Parametric study on high strength ECC-CES composite columns under axial compression

This paper presents the results of a comprehensive numerical parametric study on axial compressive behaviours of recently introduced Engineered Cementitious Composites (ECC) confined concrete encased steel composite columns (ECC-CES). For that purpose, a criterion to calculate the effective material stresses for non-linear finite element (FE) modelling of ECC-CES columns is first established. The results of criteria-based FE analysis are validated against the experimental results in terms of failure mode, column strength and load-deformation response, and a good agreement is demonstrated. The validated FE model is then employed to conduct a detailed parametric study.

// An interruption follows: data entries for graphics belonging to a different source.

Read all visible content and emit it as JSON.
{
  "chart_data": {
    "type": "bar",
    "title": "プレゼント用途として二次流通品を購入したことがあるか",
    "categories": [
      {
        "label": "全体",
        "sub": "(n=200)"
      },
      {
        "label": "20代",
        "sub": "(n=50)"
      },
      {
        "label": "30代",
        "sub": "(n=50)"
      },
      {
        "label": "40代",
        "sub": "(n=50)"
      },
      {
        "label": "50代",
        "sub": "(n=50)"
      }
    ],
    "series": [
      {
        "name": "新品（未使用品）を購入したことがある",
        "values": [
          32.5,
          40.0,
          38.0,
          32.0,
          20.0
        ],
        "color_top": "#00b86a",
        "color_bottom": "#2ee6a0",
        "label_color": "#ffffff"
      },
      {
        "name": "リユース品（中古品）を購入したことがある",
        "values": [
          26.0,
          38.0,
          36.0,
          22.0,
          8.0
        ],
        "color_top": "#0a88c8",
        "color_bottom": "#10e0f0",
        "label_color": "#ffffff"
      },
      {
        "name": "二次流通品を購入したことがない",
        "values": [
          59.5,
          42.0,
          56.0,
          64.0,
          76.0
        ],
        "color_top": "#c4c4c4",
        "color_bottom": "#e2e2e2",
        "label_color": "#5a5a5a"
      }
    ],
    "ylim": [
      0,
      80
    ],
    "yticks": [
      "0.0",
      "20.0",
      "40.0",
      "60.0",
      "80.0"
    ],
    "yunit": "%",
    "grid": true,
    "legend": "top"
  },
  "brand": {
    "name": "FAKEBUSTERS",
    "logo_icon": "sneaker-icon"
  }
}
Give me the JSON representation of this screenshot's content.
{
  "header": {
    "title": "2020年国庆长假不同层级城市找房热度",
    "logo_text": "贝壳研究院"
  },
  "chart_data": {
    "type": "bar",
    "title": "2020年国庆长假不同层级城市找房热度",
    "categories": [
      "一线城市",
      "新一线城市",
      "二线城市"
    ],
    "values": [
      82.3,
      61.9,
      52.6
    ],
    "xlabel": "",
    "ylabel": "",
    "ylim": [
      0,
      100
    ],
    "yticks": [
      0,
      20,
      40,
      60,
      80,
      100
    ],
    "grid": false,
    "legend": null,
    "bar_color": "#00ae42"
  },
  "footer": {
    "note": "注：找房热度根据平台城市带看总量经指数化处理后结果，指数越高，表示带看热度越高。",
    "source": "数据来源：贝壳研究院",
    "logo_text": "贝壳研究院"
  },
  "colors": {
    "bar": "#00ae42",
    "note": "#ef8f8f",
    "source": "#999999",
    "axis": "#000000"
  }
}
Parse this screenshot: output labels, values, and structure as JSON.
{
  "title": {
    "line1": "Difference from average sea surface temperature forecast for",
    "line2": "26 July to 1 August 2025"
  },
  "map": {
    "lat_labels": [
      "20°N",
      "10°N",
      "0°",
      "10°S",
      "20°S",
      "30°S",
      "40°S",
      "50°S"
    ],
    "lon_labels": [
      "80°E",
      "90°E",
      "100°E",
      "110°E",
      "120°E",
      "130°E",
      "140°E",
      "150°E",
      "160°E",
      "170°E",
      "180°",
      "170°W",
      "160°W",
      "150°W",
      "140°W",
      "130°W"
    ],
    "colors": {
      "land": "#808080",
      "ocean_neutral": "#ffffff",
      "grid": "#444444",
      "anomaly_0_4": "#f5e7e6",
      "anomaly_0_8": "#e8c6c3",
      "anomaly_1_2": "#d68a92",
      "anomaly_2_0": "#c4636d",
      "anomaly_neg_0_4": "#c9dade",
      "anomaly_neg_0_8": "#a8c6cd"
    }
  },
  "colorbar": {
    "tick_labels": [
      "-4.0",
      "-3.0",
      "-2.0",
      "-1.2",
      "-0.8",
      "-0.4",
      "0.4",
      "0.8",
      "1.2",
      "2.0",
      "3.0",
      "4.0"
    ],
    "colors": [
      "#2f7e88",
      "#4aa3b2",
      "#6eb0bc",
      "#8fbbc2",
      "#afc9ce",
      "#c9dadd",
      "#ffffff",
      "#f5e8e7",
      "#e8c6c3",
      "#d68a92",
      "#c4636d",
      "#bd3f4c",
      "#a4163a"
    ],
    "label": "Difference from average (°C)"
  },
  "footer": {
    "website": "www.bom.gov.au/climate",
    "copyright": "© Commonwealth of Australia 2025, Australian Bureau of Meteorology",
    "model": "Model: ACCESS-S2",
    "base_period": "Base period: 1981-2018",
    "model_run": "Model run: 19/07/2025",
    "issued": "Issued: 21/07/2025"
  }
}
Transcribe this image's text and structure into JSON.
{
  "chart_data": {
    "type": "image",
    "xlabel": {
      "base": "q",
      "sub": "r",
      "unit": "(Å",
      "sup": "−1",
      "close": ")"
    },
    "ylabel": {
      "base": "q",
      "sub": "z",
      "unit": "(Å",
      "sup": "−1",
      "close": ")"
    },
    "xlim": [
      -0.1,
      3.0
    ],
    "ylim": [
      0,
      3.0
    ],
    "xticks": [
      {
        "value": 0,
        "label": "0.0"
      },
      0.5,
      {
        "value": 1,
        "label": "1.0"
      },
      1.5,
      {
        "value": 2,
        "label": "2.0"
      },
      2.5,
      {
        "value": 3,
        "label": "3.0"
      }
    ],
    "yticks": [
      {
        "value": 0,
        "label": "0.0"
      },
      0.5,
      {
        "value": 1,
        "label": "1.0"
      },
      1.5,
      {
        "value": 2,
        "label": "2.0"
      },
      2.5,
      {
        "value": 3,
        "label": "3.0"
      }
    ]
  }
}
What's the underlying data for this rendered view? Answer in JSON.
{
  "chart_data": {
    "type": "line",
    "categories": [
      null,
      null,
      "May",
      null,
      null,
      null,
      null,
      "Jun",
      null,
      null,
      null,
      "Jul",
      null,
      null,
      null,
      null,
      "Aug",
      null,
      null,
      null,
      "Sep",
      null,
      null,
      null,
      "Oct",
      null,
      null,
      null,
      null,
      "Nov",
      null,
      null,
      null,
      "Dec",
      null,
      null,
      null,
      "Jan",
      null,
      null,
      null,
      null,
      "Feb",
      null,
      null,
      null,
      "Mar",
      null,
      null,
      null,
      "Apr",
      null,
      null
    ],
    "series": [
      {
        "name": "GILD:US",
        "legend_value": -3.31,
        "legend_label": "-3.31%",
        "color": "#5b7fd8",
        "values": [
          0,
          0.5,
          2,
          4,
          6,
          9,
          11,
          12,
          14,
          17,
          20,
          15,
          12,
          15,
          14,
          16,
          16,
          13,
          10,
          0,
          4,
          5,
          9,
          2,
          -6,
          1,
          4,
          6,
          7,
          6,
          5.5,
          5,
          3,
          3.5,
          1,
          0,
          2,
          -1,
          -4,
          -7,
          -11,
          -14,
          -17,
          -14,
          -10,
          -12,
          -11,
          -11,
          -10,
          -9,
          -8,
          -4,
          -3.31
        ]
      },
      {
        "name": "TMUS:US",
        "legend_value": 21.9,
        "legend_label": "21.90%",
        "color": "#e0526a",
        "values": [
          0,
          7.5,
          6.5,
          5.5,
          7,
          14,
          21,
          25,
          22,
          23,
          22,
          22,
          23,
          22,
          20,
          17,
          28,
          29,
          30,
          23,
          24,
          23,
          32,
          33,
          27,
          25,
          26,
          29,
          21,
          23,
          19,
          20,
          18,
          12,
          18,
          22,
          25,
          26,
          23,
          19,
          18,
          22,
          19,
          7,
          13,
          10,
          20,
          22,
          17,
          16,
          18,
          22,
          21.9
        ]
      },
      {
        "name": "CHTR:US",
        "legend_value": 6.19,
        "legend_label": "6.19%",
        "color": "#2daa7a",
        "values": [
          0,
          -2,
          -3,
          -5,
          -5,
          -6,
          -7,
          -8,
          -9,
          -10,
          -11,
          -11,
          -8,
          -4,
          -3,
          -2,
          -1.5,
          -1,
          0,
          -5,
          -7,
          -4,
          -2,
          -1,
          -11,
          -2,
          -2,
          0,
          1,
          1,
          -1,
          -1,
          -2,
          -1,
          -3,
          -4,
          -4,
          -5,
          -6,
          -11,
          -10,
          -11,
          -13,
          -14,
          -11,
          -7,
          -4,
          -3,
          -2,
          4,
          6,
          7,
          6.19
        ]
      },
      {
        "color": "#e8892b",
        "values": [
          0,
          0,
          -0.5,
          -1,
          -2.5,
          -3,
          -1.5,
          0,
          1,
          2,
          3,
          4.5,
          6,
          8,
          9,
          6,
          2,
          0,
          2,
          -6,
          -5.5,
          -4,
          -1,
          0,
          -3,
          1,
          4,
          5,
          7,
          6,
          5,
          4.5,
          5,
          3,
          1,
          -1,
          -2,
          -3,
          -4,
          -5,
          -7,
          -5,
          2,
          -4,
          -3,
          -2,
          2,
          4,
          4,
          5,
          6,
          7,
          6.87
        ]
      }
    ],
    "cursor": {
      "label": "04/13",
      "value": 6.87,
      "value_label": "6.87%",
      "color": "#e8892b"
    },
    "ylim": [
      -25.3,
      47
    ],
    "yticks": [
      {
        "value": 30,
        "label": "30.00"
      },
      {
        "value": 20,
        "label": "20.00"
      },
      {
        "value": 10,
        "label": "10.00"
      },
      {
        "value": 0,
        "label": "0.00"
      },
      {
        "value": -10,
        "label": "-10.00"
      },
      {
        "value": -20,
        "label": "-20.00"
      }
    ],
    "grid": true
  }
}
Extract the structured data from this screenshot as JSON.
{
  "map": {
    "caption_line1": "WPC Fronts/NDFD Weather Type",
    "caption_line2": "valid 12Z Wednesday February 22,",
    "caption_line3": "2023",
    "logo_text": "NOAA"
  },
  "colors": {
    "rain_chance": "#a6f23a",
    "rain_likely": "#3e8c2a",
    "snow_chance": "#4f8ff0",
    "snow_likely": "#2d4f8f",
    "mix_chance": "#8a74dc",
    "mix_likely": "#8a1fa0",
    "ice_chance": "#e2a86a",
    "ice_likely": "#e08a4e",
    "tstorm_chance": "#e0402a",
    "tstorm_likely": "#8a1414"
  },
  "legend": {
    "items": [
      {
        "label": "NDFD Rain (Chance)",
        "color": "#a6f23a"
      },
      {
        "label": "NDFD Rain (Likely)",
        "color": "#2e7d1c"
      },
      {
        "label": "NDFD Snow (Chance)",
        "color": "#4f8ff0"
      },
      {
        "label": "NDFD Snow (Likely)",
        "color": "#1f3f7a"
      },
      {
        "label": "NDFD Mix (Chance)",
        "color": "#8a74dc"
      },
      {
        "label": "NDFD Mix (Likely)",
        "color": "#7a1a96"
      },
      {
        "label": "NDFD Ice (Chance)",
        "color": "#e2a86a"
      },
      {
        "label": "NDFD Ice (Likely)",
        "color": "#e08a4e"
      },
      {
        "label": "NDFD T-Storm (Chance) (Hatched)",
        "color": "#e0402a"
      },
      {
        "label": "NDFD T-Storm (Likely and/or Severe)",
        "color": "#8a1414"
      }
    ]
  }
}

The effects of extended range of material strengths, geometric dimensions and column scaling on the axial compressive performance of ECC-CES columns are investigated. Based on the finite element analysis (FEA) results, some important implication for practical design of ECC-CES columns are recommended. In addition, the applicability of a simple squash load formula to predict the ultimate capacity of ECC-CES columns is also evaluated and discussed against the results of comprehensive parametric study.

Automated summary

The study presents a comprehensive numerical parametric investigation on the axial compressive behaviors of ECC-CES columns, establishes a criterion for effective material stresses for FE modeling, validates FE analysis results against experiments, conducts a detailed parametric study on material strengths, geometric dimensions, and column scaling effects. Furthermore, practical design implications and the applicability of a squash load formula for predicting ultimate capacity are recommended and evaluated.